Coffee Is Liquid Gold
It might be hard to believe, but coffee is considered second only to oil when it comes to hot commodities. It’s the king of the bean, beating out even chocolate when it comes to being a worldwide favorite.
Derived from a small cherry that comes from the coffee tree, coffee is produced in a select few countries around the world and for the most part the drinking kind comes from only two different types of beans. The arabica and robusta are the two major beans in the world today. Arabica is the source of about two-thirds of the coffee supply. Robusta is easier to grow and considered heartier, but its flavor isn’t as good, so the Arabica wins out in the favorite bean contest.
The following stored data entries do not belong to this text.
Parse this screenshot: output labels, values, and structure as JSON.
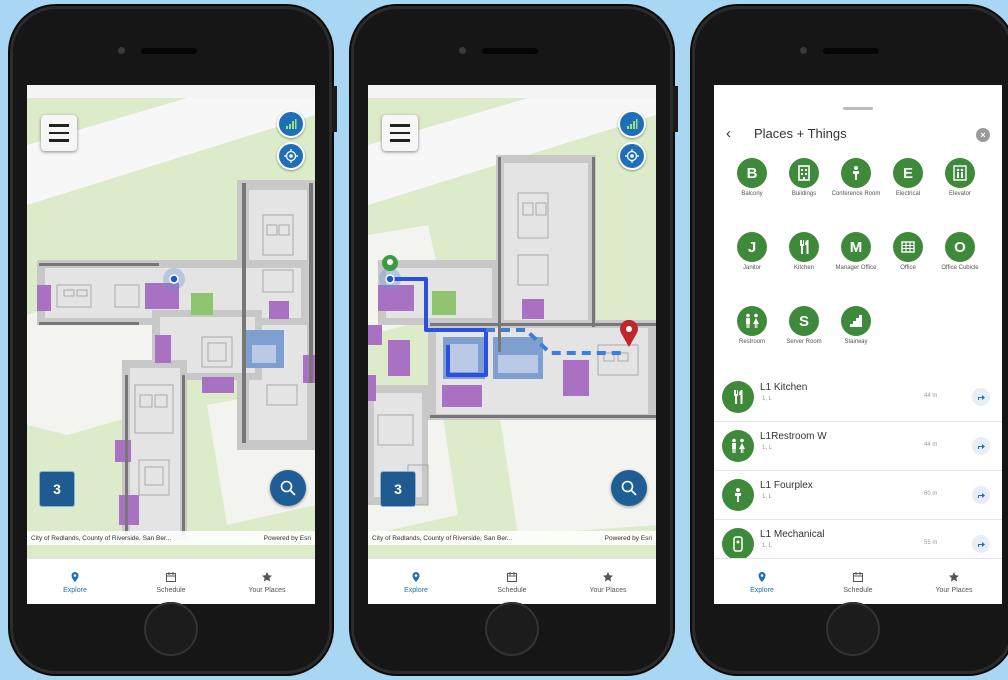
{
  "phones": [
    {
      "map": {
        "floor_label": "3",
        "attribution_left": "City of Redlands, County of Riverside, San Ber...",
        "attribution_right": "Powered by Esri"
      },
      "tabs": [
        {
          "label": "Explore",
          "icon": "location-pin-icon",
          "active": true
        },
        {
          "label": "Schedule",
          "icon": "calendar-icon",
          "active": false
        },
        {
          "label": "Your Places",
          "icon": "star-icon",
          "active": false
        }
      ]
    },
    {
      "map": {
        "floor_label": "3",
        "attribution_left": "City of Redlands, County of Riverside, San Ber...",
        "attribution_right": "Powered by Esri",
        "route_color": "#2b4fe3",
        "start_pin_color": "#3d9a44",
        "end_pin_color": "#c0272d"
      },
      "tabs": [
        {
          "label": "Explore",
          "icon": "location-pin-icon",
          "active": true
        },
        {
          "label": "Schedule",
          "icon": "calendar-icon",
          "active": false
        },
        {
          "label": "Your Places",
          "icon": "star-icon",
          "active": false
        }
      ]
    },
    {
      "places": {
        "title": "Places + Things",
        "categories": [
          {
            "glyph": "B",
            "label": "Balcony",
            "icon": "letter-b-icon"
          },
          {
            "glyph": "",
            "label": "Buildings",
            "icon": "building-icon"
          },
          {
            "glyph": "",
            "label": "Conference Room",
            "icon": "person-podium-icon"
          },
          {
            "glyph": "E",
            "label": "Electrical",
            "icon": "letter-e-icon"
          },
          {
            "glyph": "",
            "label": "Elevator",
            "icon": "elevator-icon"
          },
          {
            "glyph": "J",
            "label": "Janitor",
            "icon": "letter-j-icon"
          },
          {
            "glyph": "",
            "label": "Kitchen",
            "icon": "fork-knife-icon"
          },
          {
            "glyph": "M",
            "label": "Manager Office",
            "icon": "letter-m-icon"
          },
          {
            "glyph": "",
            "label": "Office",
            "icon": "grid-icon"
          },
          {
            "glyph": "O",
            "label": "Office Cubicle",
            "icon": "letter-o-icon"
          },
          {
            "glyph": "",
            "label": "Restroom",
            "icon": "restroom-icon"
          },
          {
            "glyph": "S",
            "label": "Server Room",
            "icon": "letter-s-icon"
          },
          {
            "glyph": "",
            "label": "Stairway",
            "icon": "stairs-icon"
          }
        ],
        "items": [
          {
            "title": "L1 Kitchen",
            "sub": "1, L",
            "distance": "44 m",
            "icon": "fork-knife-icon"
          },
          {
            "title": "L1Restroom W",
            "sub": "1, L",
            "distance": "44 m",
            "icon": "restroom-icon"
          },
          {
            "title": "L1 Fourplex",
            "sub": "1, L",
            "distance": "60 m",
            "icon": "person-podium-icon"
          },
          {
            "title": "L1 Mechanical",
            "sub": "1, L",
            "distance": "55 m",
            "icon": "mechanical-icon"
          }
        ]
      },
      "tabs": [
        {
          "label": "Explore",
          "icon": "location-pin-icon",
          "active": true
        },
        {
          "label": "Schedule",
          "icon": "calendar-icon",
          "active": false
        },
        {
          "label": "Your Places",
          "icon": "star-icon",
          "active": false
        }
      ]
    }
  ],
  "colors": {
    "accent": "#1f6fb8",
    "category_green": "#3e8a3a",
    "room_purple": "#a871c2",
    "room_blue": "#7f9fd0",
    "room_green": "#8ec46e",
    "background": "#a9d7f3"
  }
}
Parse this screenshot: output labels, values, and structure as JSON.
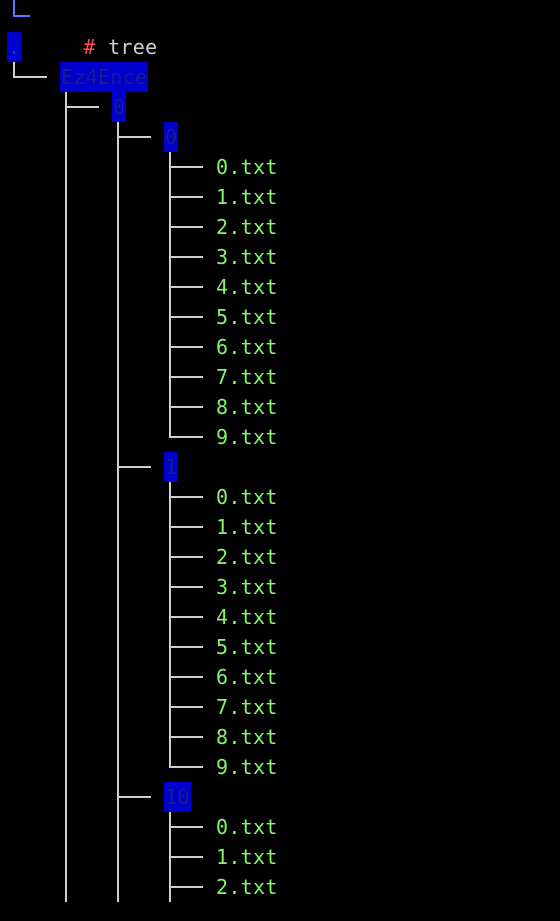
{
  "theme": {
    "background": "#000000",
    "prompt_symbol_color": "#ff4d4d",
    "command_color": "#cfcfcf",
    "file_color": "#86f56b",
    "directory_highlight": "#0000cc",
    "tree_line_color": "#cfcfcf",
    "prompt_line_color": "#5a78ff"
  },
  "prompt": {
    "symbol": "#",
    "command": "tree"
  },
  "tree": {
    "root_label": ".",
    "top_dir": "Ez4Ence",
    "level1_dir": "0",
    "groups": [
      {
        "name": "0",
        "files": [
          "0.txt",
          "1.txt",
          "2.txt",
          "3.txt",
          "4.txt",
          "5.txt",
          "6.txt",
          "7.txt",
          "8.txt",
          "9.txt"
        ]
      },
      {
        "name": "1",
        "files": [
          "0.txt",
          "1.txt",
          "2.txt",
          "3.txt",
          "4.txt",
          "5.txt",
          "6.txt",
          "7.txt",
          "8.txt",
          "9.txt"
        ]
      },
      {
        "name": "10",
        "files": [
          "0.txt",
          "1.txt",
          "2.txt"
        ]
      }
    ]
  }
}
Coffee drinkers who are die hards are pretty darn serious about the drink, too. With specialized products, gourmet beans and roasts and even high-end shops catering to their culinary desires, coffee lovers are in a club of their own and it’s big – huge in fact.
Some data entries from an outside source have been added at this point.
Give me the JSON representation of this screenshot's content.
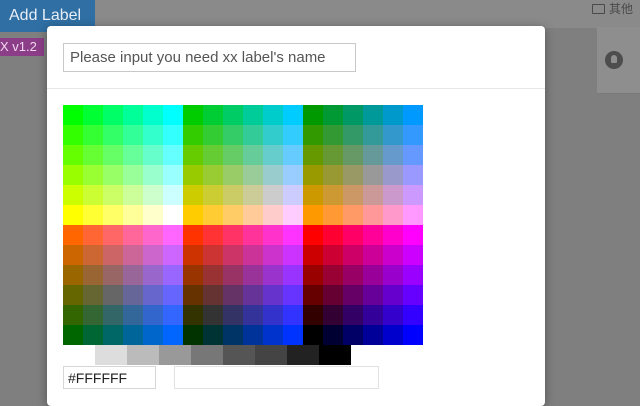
{
  "background": {
    "add_label_button": "Add Label",
    "version_tag": "X  v1.2",
    "bookmark_label": "其他"
  },
  "dialog": {
    "name_input_placeholder": "Please input you need xx label's name",
    "hex_value": "#FFFFFF",
    "preview_color": "#FFFFFF"
  },
  "colors": {
    "button_blue": "#2f6fa3",
    "version_magenta": "#8c3d87",
    "overlay_gray": "#7f7f7f"
  },
  "palette": {
    "grays": [
      "#FFFFFF",
      "#DDDDDD",
      "#BBBBBB",
      "#999999",
      "#777777",
      "#555555",
      "#444444",
      "#222222",
      "#000000"
    ]
  }
}
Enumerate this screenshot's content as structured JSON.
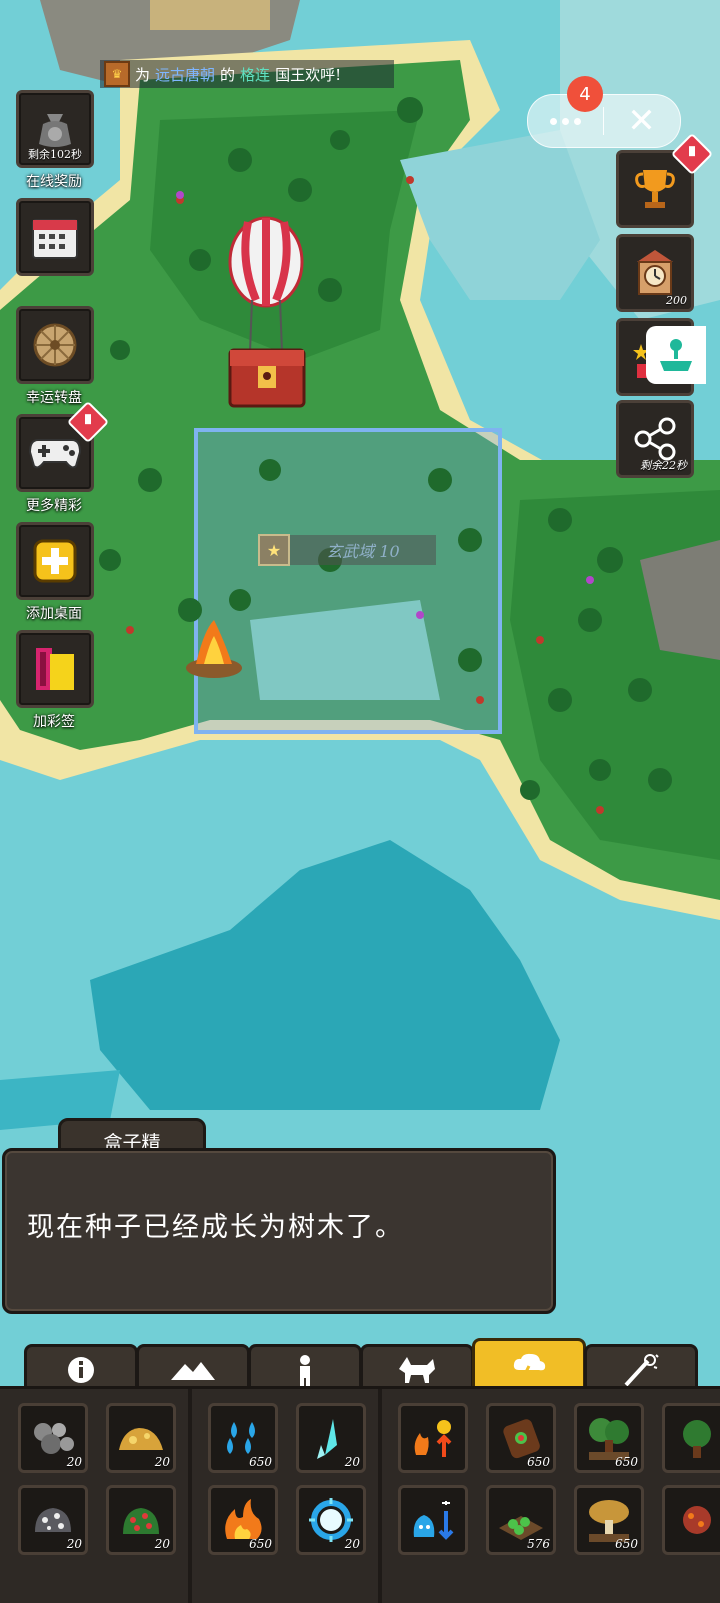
{
  "notice": {
    "prefix": "为",
    "dynasty": "远古唐朝",
    "mid": "的",
    "king": "格连",
    "suffix": "国王欢呼!"
  },
  "left_buttons": [
    {
      "id": "online-reward",
      "label": "在线奖励",
      "timer": "剩余102秒"
    },
    {
      "id": "calendar",
      "label": ""
    },
    {
      "id": "lucky-wheel",
      "label": "幸运转盘"
    },
    {
      "id": "more-fun",
      "label": "更多精彩"
    },
    {
      "id": "add-desktop",
      "label": "添加桌面"
    },
    {
      "id": "add-tag",
      "label": "加彩签"
    }
  ],
  "right_buttons": [
    {
      "id": "trophy",
      "count": ""
    },
    {
      "id": "clock",
      "count": "200"
    },
    {
      "id": "share",
      "count": "剩余22秒"
    }
  ],
  "capsule": {
    "notification_count": "4"
  },
  "zone": {
    "name": "玄武域 10"
  },
  "dialog": {
    "speaker": "盒子精",
    "text": "现在种子已经成长为树木了。"
  },
  "tabs": [
    "info",
    "terrain",
    "humanoid",
    "animal",
    "weather",
    "magic"
  ],
  "active_tab": "weather",
  "inventory": [
    {
      "icon": "stone-ore-icon",
      "count": "20"
    },
    {
      "icon": "gold-ore-icon",
      "count": "20"
    },
    {
      "icon": "water-drops-icon",
      "count": "650"
    },
    {
      "icon": "ice-crystal-icon",
      "count": "20"
    },
    {
      "icon": "heat-up-icon",
      "count": ""
    },
    {
      "icon": "seed-bag-icon",
      "count": "650"
    },
    {
      "icon": "tree-sapling-icon",
      "count": "650"
    },
    {
      "icon": "bush-icon",
      "count": ""
    },
    {
      "icon": "silver-ore-icon",
      "count": "20"
    },
    {
      "icon": "berry-bush-icon",
      "count": "20"
    },
    {
      "icon": "fire-icon",
      "count": "650"
    },
    {
      "icon": "frost-orb-icon",
      "count": "20"
    },
    {
      "icon": "cool-down-icon",
      "count": ""
    },
    {
      "icon": "farm-plot-icon",
      "count": "576"
    },
    {
      "icon": "mushroom-tree-icon",
      "count": "650"
    },
    {
      "icon": "lava-icon",
      "count": ""
    }
  ],
  "colors": {
    "active_tab": "#f1be26",
    "panel": "#2e2925",
    "badge": "#e23b4c"
  }
}
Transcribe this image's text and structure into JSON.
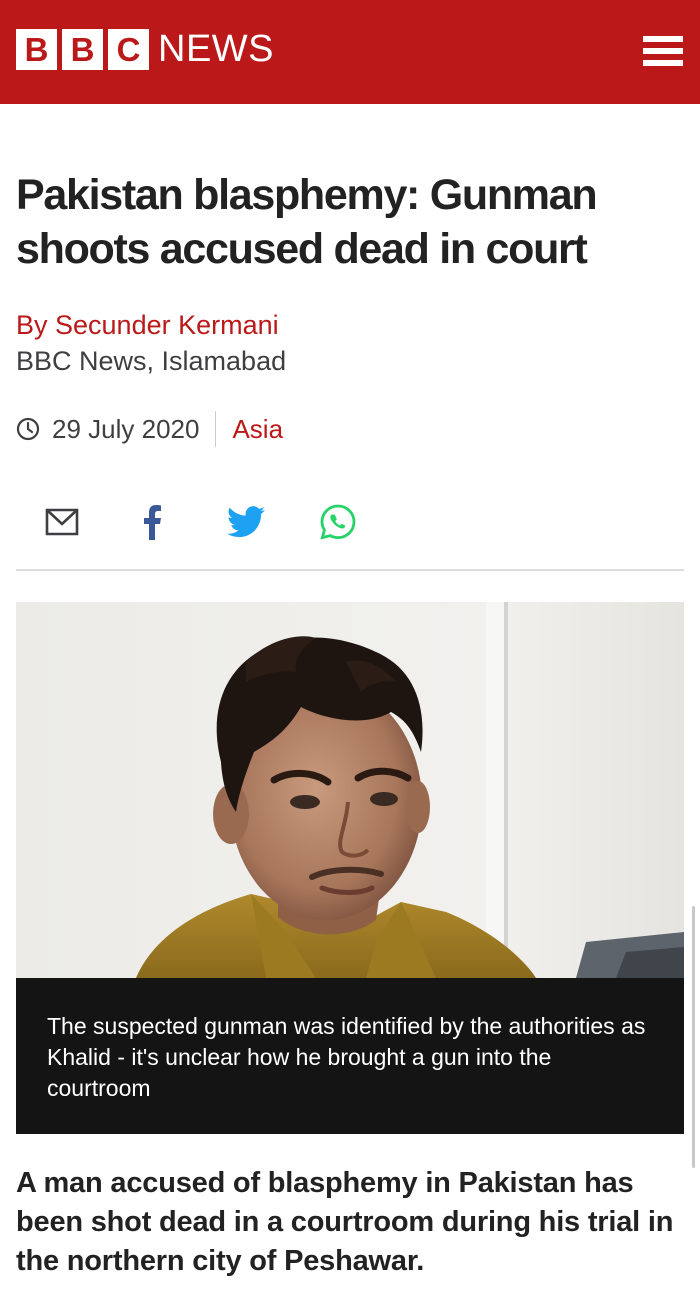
{
  "brand": {
    "letters": [
      "B",
      "B",
      "C"
    ],
    "name": "NEWS",
    "color": "#bb1919"
  },
  "header": {
    "menu_icon": "hamburger-menu-icon"
  },
  "article": {
    "headline": "Pakistan blasphemy: Gunman shoots accused dead in court",
    "byline": {
      "author": "By Secunder Kermani",
      "location": "BBC News, Islamabad"
    },
    "date": "29 July 2020",
    "date_icon": "clock-icon",
    "section": "Asia",
    "share": [
      {
        "name": "email",
        "icon": "email-icon"
      },
      {
        "name": "facebook",
        "icon": "facebook-icon"
      },
      {
        "name": "twitter",
        "icon": "twitter-icon"
      },
      {
        "name": "whatsapp",
        "icon": "whatsapp-icon"
      }
    ],
    "image": {
      "caption": "The suspected gunman was identified by the authorities as Khalid - it's unclear how he brought a gun into the courtroom"
    },
    "intro": "A man accused of blasphemy in Pakistan has been shot dead in a courtroom during his trial in the northern city of Peshawar."
  }
}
When it comes to drinking coffee, it’s estimated about 500 billion cups are served up worldwide each year. That’s a whole lot of beans. So many, in fact, the industry as a whole with worth billions. Again, that’s a whole lot of beans.
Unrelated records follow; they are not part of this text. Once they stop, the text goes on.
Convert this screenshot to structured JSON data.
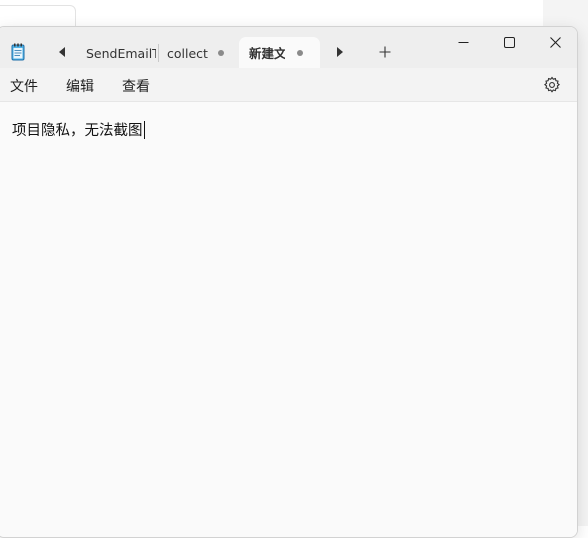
{
  "tabs": [
    {
      "label": "SendEmailTc"
    },
    {
      "label": "collect"
    },
    {
      "label": "新建文"
    }
  ],
  "menu": {
    "file": "文件",
    "edit": "编辑",
    "view": "查看"
  },
  "editor": {
    "text": "项目隐私，无法截图"
  },
  "icons": {
    "app": "notepad-icon",
    "scroll_left": "triangle-left-icon",
    "scroll_right": "triangle-right-icon",
    "new_tab": "plus-icon",
    "minimize": "minimize-icon",
    "maximize": "maximize-icon",
    "close": "close-icon",
    "settings": "gear-icon"
  },
  "colors": {
    "window_bg": "#fafafa",
    "titlebar_bg": "#eeeeee",
    "menubar_bg": "#f3f3f3",
    "unsaved_dot": "#8a8a8a"
  }
}
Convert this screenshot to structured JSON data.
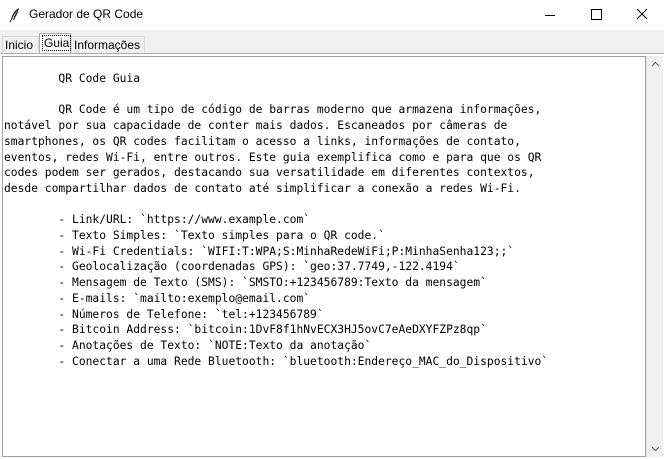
{
  "window": {
    "title": "Gerador de QR Code",
    "icon": "feather-icon",
    "controls": [
      "minimize-icon",
      "maximize-icon",
      "close-icon"
    ]
  },
  "tabs": [
    {
      "label": "Inicio",
      "active": false
    },
    {
      "label": "Guia",
      "active": true
    },
    {
      "label": "Informações",
      "active": false
    }
  ],
  "guide": {
    "text": "        QR Code Guia\n\n        QR Code é um tipo de código de barras moderno que armazena informações,\nnotável por sua capacidade de conter mais dados. Escaneados por câmeras de\nsmartphones, os QR codes facilitam o acesso a links, informações de contato,\neventos, redes Wi-Fi, entre outros. Este guia exemplifica como e para que os QR\ncodes podem ser gerados, destacando sua versatilidade em diferentes contextos,\ndesde compartilhar dados de contato até simplificar a conexão a redes Wi-Fi.\n\n        - Link/URL: `https://www.example.com`\n        - Texto Simples: `Texto simples para o QR code.`\n        - Wi-Fi Credentials: `WIFI:T:WPA;S:MinhaRedeWiFi;P:MinhaSenha123;;`\n        - Geolocalização (coordenadas GPS): `geo:37.7749,-122.4194`\n        - Mensagem de Texto (SMS): `SMSTO:+123456789:Texto da mensagem`\n        - E-mails: `mailto:exemplo@email.com`\n        - Números de Telefone: `tel:+123456789`\n        - Bitcoin Address: `bitcoin:1DvF8f1hNvECX3HJ5ovC7eAeDXYFZPz8qp`\n        - Anotações de Texto: `NOTE:Texto da anotação`\n        - Conectar a uma Rede Bluetooth: `bluetooth:Endereço_MAC_do_Dispositivo`"
  },
  "scrollbar": {
    "up": "scroll-up-arrow-icon",
    "down": "scroll-down-arrow-icon"
  }
}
America alone, which isn’t the world’s largest consumer of coffee by the way, has more than 105 million coffee drinkers in its midst. Scandinavia is considered the world’s biggest consumer, coming in with the highest per-capita consumption in the world. In Finland, the average person drinks more than four cups of Joe a day!
So, what’s the appeal for this crazy little bean around the world? Whether it’s the bold, sometimes bitter taste or the caffeine rush or maybe a little of both, coffee has been a mainstay drink for centuries. Served up hot, iced, sugared, with specialty creams and more, coffee might have an acquired taste, but it’s one that many seem to acquire. The appeal might be the flavor or it might be the fact it’s the “grown up” drink. Once it grows on a person though, it seems coffee becomes a lifelong friend – decaf or full octane!
Few commodities in the world can even come close to rivaling coffee for its virtual global appeal. The sheer number of drinkers make this commodity one that’s hot and one that helps drive economies the world over.